Per Diogenes Laertius, Plato was an Athenian whose mother’s lineage could be traced to Solon, though Plato lived in the sixth generation from Solon. His true name was Aristocles, taken from his paternal grandfather. He was born around 429 BC. Interestingly enough Plato was rumored to share a birthday with the god Apollo. Plato had two brothers, Glaucon and Adeimantus (who both notably appear in Plato’s Republic) and he also had a sister Potone mother of Speusippus who was bequeathed the Academy upon Plato’s death.

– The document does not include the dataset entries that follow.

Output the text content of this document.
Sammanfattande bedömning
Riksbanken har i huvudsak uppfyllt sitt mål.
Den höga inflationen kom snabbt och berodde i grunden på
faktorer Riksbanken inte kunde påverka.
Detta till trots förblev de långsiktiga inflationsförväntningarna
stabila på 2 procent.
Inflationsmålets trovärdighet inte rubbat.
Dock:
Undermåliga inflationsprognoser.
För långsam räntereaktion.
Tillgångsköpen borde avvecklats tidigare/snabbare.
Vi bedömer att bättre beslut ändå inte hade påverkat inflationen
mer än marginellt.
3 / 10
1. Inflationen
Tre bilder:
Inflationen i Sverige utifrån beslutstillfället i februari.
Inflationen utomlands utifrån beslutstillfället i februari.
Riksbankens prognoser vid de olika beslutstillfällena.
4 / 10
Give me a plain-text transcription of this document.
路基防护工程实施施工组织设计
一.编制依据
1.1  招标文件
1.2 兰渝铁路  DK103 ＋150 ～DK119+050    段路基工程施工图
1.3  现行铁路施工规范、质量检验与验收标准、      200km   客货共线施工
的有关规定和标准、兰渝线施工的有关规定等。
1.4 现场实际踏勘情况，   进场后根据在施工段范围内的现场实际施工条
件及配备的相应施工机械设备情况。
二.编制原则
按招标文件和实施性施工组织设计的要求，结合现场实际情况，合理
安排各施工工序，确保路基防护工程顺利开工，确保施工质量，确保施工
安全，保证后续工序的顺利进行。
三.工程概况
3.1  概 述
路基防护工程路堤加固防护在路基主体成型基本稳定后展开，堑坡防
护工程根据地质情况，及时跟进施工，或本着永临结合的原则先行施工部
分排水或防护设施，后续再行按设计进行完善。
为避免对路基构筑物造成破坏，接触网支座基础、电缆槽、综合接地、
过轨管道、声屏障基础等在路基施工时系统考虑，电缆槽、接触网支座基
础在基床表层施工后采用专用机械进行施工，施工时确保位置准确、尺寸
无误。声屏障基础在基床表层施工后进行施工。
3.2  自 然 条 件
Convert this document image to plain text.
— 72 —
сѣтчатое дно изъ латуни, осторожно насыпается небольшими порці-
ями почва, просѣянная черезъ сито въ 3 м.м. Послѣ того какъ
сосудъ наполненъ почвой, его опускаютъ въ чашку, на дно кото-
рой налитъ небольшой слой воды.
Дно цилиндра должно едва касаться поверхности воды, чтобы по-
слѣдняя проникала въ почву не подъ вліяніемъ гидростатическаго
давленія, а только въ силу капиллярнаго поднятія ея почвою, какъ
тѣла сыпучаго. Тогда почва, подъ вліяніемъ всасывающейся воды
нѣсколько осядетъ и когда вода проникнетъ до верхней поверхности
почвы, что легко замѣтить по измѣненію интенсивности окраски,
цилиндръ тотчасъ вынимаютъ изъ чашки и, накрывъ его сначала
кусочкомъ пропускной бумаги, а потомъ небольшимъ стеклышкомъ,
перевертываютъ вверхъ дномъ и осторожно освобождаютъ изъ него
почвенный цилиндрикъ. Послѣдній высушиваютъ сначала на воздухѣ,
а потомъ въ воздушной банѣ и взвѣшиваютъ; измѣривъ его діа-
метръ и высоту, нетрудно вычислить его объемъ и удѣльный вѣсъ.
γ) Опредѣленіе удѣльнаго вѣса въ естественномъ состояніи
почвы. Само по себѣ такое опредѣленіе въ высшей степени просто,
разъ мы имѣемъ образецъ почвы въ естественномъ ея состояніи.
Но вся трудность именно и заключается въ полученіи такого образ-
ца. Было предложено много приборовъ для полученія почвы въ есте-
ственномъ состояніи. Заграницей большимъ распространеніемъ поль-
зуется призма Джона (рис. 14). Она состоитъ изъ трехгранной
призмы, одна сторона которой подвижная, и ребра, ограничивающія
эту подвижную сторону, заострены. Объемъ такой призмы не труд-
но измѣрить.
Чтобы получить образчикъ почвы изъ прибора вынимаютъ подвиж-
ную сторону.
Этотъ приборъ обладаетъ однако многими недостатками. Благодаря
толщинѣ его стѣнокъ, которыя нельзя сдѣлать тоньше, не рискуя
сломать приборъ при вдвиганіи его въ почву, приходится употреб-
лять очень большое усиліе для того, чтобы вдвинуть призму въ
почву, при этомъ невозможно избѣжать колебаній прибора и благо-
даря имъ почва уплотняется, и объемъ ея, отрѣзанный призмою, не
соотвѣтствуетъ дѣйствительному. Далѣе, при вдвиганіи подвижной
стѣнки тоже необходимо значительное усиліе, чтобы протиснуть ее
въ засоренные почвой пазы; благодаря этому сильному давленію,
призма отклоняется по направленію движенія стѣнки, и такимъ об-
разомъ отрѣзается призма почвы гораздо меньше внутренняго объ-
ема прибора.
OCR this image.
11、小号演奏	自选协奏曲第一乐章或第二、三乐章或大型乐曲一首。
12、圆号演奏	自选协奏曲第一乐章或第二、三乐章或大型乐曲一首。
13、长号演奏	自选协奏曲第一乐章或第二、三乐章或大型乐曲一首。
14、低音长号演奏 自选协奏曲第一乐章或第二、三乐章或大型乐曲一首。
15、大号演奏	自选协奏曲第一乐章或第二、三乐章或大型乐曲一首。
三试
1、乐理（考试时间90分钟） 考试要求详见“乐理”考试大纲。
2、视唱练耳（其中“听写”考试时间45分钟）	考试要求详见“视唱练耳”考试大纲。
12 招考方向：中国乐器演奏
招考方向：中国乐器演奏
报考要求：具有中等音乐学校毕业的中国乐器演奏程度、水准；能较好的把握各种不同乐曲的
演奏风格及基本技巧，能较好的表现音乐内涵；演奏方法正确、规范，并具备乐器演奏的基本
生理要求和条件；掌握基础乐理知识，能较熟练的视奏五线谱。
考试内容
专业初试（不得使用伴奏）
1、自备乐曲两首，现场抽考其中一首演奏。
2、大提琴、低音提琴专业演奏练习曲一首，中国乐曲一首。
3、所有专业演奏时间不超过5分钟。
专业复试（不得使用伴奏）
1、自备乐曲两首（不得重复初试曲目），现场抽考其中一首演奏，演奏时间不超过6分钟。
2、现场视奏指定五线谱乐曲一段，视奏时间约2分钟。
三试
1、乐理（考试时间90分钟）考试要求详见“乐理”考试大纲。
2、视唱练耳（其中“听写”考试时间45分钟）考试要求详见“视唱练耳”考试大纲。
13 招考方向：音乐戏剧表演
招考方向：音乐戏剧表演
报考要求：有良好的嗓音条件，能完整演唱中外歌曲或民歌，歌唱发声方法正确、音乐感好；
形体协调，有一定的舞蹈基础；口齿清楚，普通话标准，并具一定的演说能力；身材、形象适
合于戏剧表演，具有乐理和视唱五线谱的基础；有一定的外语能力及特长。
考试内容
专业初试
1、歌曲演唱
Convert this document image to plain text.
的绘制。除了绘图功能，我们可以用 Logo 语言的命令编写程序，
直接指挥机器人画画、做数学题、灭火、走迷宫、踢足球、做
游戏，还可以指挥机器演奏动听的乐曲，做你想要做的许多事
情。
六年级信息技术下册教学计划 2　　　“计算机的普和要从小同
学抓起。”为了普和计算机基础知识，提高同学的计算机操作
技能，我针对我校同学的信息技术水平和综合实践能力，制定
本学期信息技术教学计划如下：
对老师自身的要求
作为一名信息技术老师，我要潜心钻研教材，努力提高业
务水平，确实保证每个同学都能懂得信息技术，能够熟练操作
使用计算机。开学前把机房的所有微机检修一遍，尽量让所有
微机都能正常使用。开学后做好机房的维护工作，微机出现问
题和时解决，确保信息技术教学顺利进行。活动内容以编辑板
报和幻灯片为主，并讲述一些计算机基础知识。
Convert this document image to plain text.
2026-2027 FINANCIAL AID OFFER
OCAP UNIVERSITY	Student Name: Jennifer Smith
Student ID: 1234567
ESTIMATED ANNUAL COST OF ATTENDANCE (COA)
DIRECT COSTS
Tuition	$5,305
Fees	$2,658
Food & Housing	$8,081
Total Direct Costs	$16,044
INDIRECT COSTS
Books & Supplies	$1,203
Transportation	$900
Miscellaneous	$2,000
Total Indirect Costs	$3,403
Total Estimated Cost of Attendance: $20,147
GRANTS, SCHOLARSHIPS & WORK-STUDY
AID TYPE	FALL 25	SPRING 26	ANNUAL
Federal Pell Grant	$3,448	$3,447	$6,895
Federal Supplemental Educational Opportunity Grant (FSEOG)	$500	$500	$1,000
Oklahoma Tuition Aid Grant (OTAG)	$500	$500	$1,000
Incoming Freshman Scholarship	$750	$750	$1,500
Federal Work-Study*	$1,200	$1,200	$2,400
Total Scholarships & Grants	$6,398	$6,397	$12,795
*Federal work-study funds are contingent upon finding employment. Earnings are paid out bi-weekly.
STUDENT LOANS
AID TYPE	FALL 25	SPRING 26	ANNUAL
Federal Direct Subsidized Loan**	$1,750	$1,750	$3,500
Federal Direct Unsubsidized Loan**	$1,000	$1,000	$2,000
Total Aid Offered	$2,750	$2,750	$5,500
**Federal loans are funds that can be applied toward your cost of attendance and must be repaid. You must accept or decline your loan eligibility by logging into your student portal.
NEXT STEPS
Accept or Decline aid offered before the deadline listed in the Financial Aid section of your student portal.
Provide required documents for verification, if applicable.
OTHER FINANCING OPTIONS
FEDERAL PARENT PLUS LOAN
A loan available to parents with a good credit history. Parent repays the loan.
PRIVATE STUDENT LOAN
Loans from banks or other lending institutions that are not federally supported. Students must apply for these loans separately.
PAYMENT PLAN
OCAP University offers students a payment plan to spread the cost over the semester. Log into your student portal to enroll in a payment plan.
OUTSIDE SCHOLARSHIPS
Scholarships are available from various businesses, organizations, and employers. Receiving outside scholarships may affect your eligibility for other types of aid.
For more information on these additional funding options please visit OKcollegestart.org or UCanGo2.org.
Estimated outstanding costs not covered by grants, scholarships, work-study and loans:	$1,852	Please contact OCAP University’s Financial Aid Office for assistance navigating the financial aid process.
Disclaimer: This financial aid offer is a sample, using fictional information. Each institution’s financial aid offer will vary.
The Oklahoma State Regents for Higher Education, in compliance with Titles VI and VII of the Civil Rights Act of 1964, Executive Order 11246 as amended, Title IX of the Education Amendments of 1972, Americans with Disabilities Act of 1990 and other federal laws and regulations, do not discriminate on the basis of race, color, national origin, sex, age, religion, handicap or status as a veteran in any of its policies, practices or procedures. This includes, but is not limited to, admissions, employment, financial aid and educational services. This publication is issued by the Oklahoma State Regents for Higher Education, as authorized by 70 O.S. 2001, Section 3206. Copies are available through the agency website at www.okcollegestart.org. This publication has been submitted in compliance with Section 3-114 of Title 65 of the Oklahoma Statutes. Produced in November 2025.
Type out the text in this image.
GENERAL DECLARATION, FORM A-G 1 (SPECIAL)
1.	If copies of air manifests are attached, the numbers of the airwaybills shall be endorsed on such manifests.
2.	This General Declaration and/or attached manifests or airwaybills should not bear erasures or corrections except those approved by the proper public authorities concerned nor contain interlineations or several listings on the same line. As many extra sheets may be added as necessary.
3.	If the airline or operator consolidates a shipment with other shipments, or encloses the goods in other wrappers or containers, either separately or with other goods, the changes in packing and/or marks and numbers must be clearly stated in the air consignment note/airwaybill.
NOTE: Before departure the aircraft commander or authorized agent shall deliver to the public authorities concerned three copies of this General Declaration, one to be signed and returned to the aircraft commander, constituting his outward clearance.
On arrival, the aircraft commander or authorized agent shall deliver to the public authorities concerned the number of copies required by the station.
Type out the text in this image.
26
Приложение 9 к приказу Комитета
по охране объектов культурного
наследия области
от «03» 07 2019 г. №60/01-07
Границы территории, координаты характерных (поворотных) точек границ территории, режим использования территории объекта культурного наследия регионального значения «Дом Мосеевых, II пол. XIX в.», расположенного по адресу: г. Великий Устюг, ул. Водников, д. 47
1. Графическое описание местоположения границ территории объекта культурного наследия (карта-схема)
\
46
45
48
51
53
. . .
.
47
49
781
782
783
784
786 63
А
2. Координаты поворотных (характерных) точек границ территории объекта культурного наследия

Diogenes claims Plato got his nickname (“broad”) for his robust constitution when he studied gymnastics. Others claim the nickname from his style or his broad face. There is an old story that Socrates had a dream about a young swan that suddenly sprouted feathers and took flight. The next day he met Plato and he knew the young man was the physical representation of the swan. He studied Heraclitus and poetry before becoming a pupil of Socrates. After the death of Socrates Plato was drawn to Heraclitean and Parmenidean philosophy. He also traveled widely meeting with mathematicians and philosophers. When he returned to Athens he resided at the “Academy” or Hecademus so-named for an obscure Greek classical hero. Some say he participated in several military campaigns. He sailed to Sicily three times at the tyrant courts of Dion and Dionysus, and was very nearly either killed or enslaved in Sparta.

Per Diogenes: “He created a synthesis of the doctrines of Heraclitus, Pythagoras, and Socrates” (Book III.8). Diogenes also lists a variety of epitaphs inscribed on Plato’s tomb as well as a list of Plato’s students including Aristotle of Stagira.

Plato is said to have died either at age eighty-one or eighty-eight perhaps at a wedding feast in 380 BC.

Diogenes offers some insights into his interpretation of Platonic philosophy at the end of his biography. He says Plato was likely not the first to write dialogues (perhaps that was Zeno of Elea) however Diogenes suggests: “Of the Platonic dialogues there are two principal types, one adapted for instruction, the other for inquiry” (Book III.49). He discusses various ways in which the dialogues were organized in his day (none of which is foreign to us moderns). Having read a considerable number of the Platonic dialogues, I remain intrigued yet skeptical of dry claims to interpret Plato’s teaching without recourse to the narrative context of the dialogues.


For this reading I used the ‘Compact Edition’ of the Lives of the Eminent Philosophers by Diogenes Laertes translated by Pamela Mensch and edited by James Miller.

In the preface to the Compact Edition the editors note: “Our common goal has been to make Lives as accessible as possible to English-speaking readers -and at the same time to convey some of the essential strangeness of what philosophy once was, in hopes that readers may wonder anew at what philosophy might yet become” (xiii).